Slashdot Mirror


No CEO: The Swedish Company Where Nobody Is In Charge (bbc.com)

Katie Hope, reporting for BBC: Three years ago, Swedish software consultancy Crisp decided that the answer was no. The firm, which has about 40 staff, had already trialled various organisational structures, including the more common practice of having a single leader running the company. Crisp then tried changing its chief executive annually, based on a staff vote, but eventually decided collectively that no boss was needed. Yassal Sundman, a developer at the firm, explains: "We said, 'what if we had nobody as our next CEO -- what would that look like?' And then we went through an exercise and listed down the things that the CEO does." The staff decided that many of the chief executive's responsibilities overlapped with those of the board, while other roles could be shared among other employees. "When we looked at it we had nothing left in the CEO column, and we said, 'all right, why don't we try it out?'" says Ms Sundman.

3 of 181 comments (clear)

  1. Won't work everywhere, or really anywhere else by argStyopa · · Score: 4, Interesting

    The article omits a critical point: that Swedish (Nordic) culture has an almost unique approach to authority that is particularly collaborative and consensual.

    This model is not exportable to other contexts without a wholesale change of the destination culture as well...a bit more of an undertaking.

    Cf the work by Geert Hofstede

    --
    -Styopa
  2. Scale? by 0100010001010011 · · Score: 3, Interesting

    I'd like to see this tried at scale. 40 people barely scrapes my division.

    That said, collective intelligence has been used by companies and the intelligence community.

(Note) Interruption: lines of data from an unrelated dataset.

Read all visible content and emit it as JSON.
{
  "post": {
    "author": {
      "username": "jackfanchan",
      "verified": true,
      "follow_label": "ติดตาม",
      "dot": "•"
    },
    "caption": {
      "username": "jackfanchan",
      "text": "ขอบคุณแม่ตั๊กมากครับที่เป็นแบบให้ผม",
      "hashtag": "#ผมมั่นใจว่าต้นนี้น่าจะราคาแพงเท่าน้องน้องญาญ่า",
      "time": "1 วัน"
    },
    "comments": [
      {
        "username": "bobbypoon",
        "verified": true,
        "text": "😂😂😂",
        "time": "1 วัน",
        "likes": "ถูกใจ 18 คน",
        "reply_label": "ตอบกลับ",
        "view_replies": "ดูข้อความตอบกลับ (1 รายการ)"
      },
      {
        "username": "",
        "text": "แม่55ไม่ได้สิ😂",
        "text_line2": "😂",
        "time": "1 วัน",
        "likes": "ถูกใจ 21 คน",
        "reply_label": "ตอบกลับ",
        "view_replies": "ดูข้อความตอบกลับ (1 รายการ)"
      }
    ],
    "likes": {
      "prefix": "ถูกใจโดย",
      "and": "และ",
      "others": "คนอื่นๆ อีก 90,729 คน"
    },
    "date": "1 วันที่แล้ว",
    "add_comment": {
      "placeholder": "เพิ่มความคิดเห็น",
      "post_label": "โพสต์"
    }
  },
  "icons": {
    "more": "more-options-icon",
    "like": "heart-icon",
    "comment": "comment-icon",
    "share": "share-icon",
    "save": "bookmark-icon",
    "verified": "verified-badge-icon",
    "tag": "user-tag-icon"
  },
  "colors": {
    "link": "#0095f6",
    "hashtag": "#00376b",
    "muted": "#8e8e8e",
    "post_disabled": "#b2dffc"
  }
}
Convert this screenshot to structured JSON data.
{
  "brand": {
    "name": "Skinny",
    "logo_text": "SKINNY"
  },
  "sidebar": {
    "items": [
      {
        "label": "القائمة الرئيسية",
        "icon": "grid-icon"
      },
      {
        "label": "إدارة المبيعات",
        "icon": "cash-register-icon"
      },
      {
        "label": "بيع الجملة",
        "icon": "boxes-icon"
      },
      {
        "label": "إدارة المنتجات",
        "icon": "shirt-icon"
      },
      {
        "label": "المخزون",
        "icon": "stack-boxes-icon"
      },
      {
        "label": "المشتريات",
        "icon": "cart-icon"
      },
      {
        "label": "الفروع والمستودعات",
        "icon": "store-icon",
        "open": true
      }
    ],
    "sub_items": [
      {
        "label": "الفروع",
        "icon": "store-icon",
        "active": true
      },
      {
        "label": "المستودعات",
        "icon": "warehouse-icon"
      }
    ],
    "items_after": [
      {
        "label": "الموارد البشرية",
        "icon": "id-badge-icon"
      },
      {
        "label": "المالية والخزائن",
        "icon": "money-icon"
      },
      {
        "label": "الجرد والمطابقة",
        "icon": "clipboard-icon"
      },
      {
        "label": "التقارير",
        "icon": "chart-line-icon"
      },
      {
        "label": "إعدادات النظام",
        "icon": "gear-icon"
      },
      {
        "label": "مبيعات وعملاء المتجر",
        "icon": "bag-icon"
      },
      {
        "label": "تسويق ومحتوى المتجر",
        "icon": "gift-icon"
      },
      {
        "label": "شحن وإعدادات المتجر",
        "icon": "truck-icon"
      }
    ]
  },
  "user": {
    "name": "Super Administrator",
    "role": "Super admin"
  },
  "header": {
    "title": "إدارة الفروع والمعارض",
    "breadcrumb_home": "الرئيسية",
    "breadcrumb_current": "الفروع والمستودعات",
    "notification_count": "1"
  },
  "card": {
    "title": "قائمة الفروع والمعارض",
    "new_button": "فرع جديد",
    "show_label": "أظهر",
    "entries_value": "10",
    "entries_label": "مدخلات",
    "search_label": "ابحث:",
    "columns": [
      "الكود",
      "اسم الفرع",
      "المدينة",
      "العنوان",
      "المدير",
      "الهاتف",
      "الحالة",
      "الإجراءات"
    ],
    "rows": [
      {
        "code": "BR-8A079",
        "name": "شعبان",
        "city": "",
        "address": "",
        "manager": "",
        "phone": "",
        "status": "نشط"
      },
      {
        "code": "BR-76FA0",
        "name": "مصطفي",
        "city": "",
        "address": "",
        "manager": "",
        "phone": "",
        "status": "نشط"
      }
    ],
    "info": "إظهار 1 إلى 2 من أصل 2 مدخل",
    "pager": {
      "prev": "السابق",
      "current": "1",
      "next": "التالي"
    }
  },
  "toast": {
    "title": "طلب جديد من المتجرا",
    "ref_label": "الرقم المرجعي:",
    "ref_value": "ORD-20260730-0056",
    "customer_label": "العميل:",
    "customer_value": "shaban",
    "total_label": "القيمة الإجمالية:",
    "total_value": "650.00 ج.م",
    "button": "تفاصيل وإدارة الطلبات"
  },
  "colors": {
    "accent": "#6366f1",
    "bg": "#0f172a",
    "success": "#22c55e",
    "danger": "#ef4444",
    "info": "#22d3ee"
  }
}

I'd be interested if a few thousand employees collective thoughts on a direction of a company would work better than the boneheaded moves by a few C-level execs.

    1. Re:Scale? by olau · · Score: 5, Interesting

      Look up Semco and Ricardo Semler:

      https://en.wikipedia.org/wiki/...

      Semco has > 3000 people.

      If you are curious, try reading this book:

      https://www.amazon.com/Seven-D...

      The title is cheesy, but it really is an interesting book, once you get into it. Semler's philosophy is that of questioning things and if no good answers are provided, experiment with changing it.

      For instance, he describes how he wanted to let people themselves choose the executive which ended up with him being replaced. :)

      Or another experiment where he thought it was silly that the company should dictate the working hours in their factory. He then had to fight the union who thought he was tricking them, until they the finally agreed to a carefully controlled experiment - in the end the workers just held a short meeting the day before and decided among themselves what do to.

      Of course, some kind of coordination structure is still needed. But there's a difference between CEO-is-coordinator to CEO-is-tyrant-who-can-fire-you-on-the-spot-if-he-doesn't-like-your-dress.

      People will self-organize, and self-organization is powerful because it lets those with the dirty fingers make adjustments that are obvious to them.